Two young children and a 37-year-old man recently died in Samoa, after clinical signs indicated they had measles.
Samoa's government declared a measles epidemic in mid-October.
Now, new global research shows the virus is even more dangerous than first realised because it destroys immunity to other diseases.
The findings from studies by Britain's Wellcome Sanger Institute, Cambridge University and the Howard Hughes Medical Institute in the US, help to explain why children often catch other infectious diseases after having measles.
Measles reset the human immune system back to an immature state, said the director of Auckland's Immunisation Advisory Centre, Nikki Turner.
"The ongoing damage it does to our immune system so not only are we likely infection of measles but then we can have consequent infections such as pneumonia, gastro-enteritis, diarrhoea illnesses, all of these put children at higher risk of being very ill and, as unfortunately and tragically we've seen in Samoa, of dying," she said.
She said the suspected measles cases in Samoa could be the tip of the iceberg.
"I suspect in Samoa that there's actually a very large amount of measles, possibly more than is being counted currently by authorities, because they are having a very high rate of hospitalisation and death."
In Samoa, vaccines are being delivered daily to some clinics on Savaii because there is no cold storage facility available.
About 400 people a day are getting MMR shots in response to a surge in the virus but securing supplies and ensuring the necessary cold chain conditions is a challenge.
Immunisation clinics are running 12 hour days with some having to go beyond the 8pm close just to meet demand and use the vaccine while it is still active in a nation where 30°C is the daily average temperature.
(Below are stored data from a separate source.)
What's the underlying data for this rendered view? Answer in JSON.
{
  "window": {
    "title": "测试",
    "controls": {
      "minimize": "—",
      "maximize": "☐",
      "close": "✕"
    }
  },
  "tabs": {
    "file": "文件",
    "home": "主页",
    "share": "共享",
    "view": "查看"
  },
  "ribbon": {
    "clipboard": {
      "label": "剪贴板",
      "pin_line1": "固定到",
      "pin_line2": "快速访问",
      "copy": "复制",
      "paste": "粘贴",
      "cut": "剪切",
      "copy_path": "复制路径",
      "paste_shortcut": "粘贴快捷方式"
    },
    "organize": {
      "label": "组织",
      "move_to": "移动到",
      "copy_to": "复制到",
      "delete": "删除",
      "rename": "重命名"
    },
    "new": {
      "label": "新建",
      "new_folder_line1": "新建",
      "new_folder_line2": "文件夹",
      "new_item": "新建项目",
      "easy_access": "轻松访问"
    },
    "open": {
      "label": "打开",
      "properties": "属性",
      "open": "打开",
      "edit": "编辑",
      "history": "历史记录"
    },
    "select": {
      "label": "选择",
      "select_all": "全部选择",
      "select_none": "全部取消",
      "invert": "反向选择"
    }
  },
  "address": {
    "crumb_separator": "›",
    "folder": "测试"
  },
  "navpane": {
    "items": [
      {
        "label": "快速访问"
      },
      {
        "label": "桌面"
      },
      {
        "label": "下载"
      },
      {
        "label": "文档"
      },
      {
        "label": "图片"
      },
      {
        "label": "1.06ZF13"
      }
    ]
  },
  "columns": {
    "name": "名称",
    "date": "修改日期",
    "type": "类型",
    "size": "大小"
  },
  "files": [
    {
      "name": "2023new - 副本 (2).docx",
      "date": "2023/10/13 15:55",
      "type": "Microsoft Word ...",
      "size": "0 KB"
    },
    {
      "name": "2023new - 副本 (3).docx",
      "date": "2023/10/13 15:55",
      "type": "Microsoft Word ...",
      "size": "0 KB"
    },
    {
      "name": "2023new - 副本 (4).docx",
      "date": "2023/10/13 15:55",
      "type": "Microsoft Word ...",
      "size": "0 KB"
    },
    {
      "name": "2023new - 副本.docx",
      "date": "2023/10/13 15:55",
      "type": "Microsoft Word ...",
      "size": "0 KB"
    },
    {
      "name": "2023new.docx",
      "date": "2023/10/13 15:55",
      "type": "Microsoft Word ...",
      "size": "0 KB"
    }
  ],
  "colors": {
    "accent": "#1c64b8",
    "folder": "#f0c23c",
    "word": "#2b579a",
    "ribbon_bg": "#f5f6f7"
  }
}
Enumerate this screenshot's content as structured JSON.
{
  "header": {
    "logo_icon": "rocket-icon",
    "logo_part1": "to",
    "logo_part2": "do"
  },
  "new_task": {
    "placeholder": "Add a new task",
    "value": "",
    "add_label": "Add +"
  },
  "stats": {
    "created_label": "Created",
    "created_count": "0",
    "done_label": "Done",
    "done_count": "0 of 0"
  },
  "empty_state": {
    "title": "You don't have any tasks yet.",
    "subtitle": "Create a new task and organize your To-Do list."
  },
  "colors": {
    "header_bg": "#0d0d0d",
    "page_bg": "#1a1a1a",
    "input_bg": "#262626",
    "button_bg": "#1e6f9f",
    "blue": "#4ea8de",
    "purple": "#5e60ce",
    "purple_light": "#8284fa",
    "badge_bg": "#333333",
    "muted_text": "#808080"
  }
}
A shortage of cold storage space for vaccines on Savaii means daily inter-island deliveries of boxes of vaccine from Apia during the current measles outbreak.
The Ministry of Health is looking to set up a measles clinic in downtown Apia which would mean easier access for more people with current immunisation hub run from the hilly hospital site.
Effective vaccine storage and transport keeping the measles vaccine within a specific cool temperature band so that it retains its power to immunise is a key goal according to WHO and UNICEF.
Some district hospitals have told local media they are worried there may not be enough vaccines available to fully protect their communities.